De l’esthésiologie. La réappropriation du sensible et du sensoriel dans la littérature et les arts des XXe et XXIe s. (Louvain-la-Neuve, Belgique)

Publié le par Université de Lausanne (Source : Corentin Lahouste)

Université catholique de Louvain

15-16 mars 2018

Salle du Conseil du Collège Erasme

Place Blaise Pascal 1 – 1348 Louvain-la-Neuve (Belgique)

 

« Tout commence par la sensation. Aucune idée innée, aucun sens intime, aucune conscience morale ne préexistent dans l’être à l’assaut des choses », note Jean-Pierre Richard dans Littérature et sensation, tandis que Rousseau alléguait dans ses Confessions :  « Les climats, les saisons, les sons, les couleurs, l’obscurité, la lumière, les éléments, les aliments, le bruit, le silence, le mouvement, le repos, tout agit sur notre machine et sur notre âme par conséquent ». Rarement pris en compte dans les études littéraires en raison d’un contexte où le cartésianisme et l’idéalisme prédominaient, le sensible et la sensorialité connaissent actuellement un regain d’intérêt.

Provenant du grec αἴσθησις (aísthesis) - « sensation » - associé à λόγος (logos) - « parole, discours » -, l’esthésiologie se rapporte à ce qui traite des sensations ou des sentiments, à ce qui se réfère au vécu sensible et à sa mise en discours. Elle constitue dès lors le point de rencontre entre l’intime et l’extime, ces deux pôles majeurs du sensible. En effet, ce dernier peut être compris autant comme le monde extérieur, le dehors, dans sa pluralité : animal, végétal, mais aussi objectural et inorganique, que comme ce qui concerne la dimension affective et perceptive de l’être humain.

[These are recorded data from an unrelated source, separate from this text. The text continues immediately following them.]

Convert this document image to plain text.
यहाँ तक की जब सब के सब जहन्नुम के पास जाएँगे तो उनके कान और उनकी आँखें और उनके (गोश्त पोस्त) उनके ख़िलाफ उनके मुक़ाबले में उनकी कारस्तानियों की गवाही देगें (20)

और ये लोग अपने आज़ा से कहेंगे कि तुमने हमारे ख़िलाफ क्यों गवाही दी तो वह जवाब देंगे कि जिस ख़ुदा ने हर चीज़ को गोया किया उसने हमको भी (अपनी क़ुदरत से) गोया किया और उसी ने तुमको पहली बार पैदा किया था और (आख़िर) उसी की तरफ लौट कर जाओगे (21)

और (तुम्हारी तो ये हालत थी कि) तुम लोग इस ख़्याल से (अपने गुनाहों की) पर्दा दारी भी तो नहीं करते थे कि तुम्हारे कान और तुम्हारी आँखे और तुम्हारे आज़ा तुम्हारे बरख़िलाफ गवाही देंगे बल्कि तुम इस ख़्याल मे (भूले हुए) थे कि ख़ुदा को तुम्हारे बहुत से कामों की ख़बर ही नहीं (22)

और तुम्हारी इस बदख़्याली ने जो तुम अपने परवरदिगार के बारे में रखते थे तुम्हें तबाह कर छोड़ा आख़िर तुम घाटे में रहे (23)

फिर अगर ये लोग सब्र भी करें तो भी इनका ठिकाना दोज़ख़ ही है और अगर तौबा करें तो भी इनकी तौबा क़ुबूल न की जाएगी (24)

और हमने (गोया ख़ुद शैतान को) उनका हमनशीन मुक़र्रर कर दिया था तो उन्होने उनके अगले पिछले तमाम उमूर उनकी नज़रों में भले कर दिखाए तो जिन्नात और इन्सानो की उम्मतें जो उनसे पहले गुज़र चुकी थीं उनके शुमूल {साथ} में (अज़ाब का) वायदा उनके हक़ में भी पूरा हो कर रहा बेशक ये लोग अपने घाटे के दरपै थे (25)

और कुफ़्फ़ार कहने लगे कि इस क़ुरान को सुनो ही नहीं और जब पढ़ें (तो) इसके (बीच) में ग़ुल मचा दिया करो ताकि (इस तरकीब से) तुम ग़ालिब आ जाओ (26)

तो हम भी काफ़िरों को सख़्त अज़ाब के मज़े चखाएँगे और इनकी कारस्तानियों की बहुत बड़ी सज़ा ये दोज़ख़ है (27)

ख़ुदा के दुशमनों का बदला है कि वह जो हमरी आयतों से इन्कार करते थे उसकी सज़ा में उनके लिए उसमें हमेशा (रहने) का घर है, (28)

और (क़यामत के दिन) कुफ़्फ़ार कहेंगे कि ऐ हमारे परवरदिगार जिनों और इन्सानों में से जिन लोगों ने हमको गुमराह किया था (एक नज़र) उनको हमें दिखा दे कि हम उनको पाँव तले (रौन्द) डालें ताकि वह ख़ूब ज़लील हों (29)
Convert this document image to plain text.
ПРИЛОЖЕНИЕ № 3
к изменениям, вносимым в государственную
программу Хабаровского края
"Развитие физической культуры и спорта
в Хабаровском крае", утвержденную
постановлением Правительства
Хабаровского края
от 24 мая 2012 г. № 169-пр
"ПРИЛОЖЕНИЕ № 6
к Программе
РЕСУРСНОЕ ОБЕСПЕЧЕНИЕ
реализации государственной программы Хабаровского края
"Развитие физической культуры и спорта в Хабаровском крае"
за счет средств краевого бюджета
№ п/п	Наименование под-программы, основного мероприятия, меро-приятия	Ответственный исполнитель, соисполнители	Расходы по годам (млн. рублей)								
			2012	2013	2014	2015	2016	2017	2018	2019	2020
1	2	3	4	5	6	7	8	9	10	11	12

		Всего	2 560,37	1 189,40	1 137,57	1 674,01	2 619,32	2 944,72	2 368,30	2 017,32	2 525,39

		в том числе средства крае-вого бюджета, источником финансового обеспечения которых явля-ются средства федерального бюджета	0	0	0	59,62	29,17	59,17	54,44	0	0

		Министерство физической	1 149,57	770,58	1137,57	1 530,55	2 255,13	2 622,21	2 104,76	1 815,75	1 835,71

L’objectif poursuivi par le colloque ne vise pas une délimitation du terme sensible. Toute tentative de sa circonscription semble vouée à l’échec : ses frontières sont mouvantes, difficiles, voire impossibles à borner. Comme l’écrit Rilke (Elégies de Duino, quatrième élégie, trad. Lorand Gaspar), « Nous ne connaissons pas le contour du sensible : seulement ce qui du dehors le façonne ». Il s’agira dès lors plutôt de :

- creuser l’enjeu politique qui peut être rattaché au sensible, dans la lignée des réflexions de Rancière (Le partage du sensible. esthétique et politique ; La chair des mots. Politique de l’écriture), d’Agamben (Moyens sans fins ; L'Usage des corps ; La Puissance de la pensée ; L’ouvert) et d’Esposito (Catégories de l’impolitique ; Communauté, immunité, biopolitique) notamment ;

- investiguer différentes « esthétiques du sentir » (Maldiney) et philosophies de la perception sensorielle (lien par exemple aux situations-limites telles que la surdité, la cécité, etc.), afin de voir dans quelle mesure une telle approche permet de toucher aux limites de concepts tels que, par exemple, la synesthésie ;

- questionner les modalités de la création du sensible, observer comment l’art et la littérature ont pu approcher et se confronter au sensible, comment ils ont pu donner une voix, une parole, à ce « monde muet » (Ponge) qu’il constitue, soit en s’y cognant - car il est brut -, soit en le déployant - à partir de sa modalité informe ;

- saisir comment, par le truchement du sensible, l’art et la littérature permettent non seulement d’ouvrir l’existence humaine, en faisant « vibrer quelque aspect privilégié ou inaperçu de l’expérience » (Dewitte), mais aussi d’aiguiser les mécanismes d’appréhension sensorielle du monde.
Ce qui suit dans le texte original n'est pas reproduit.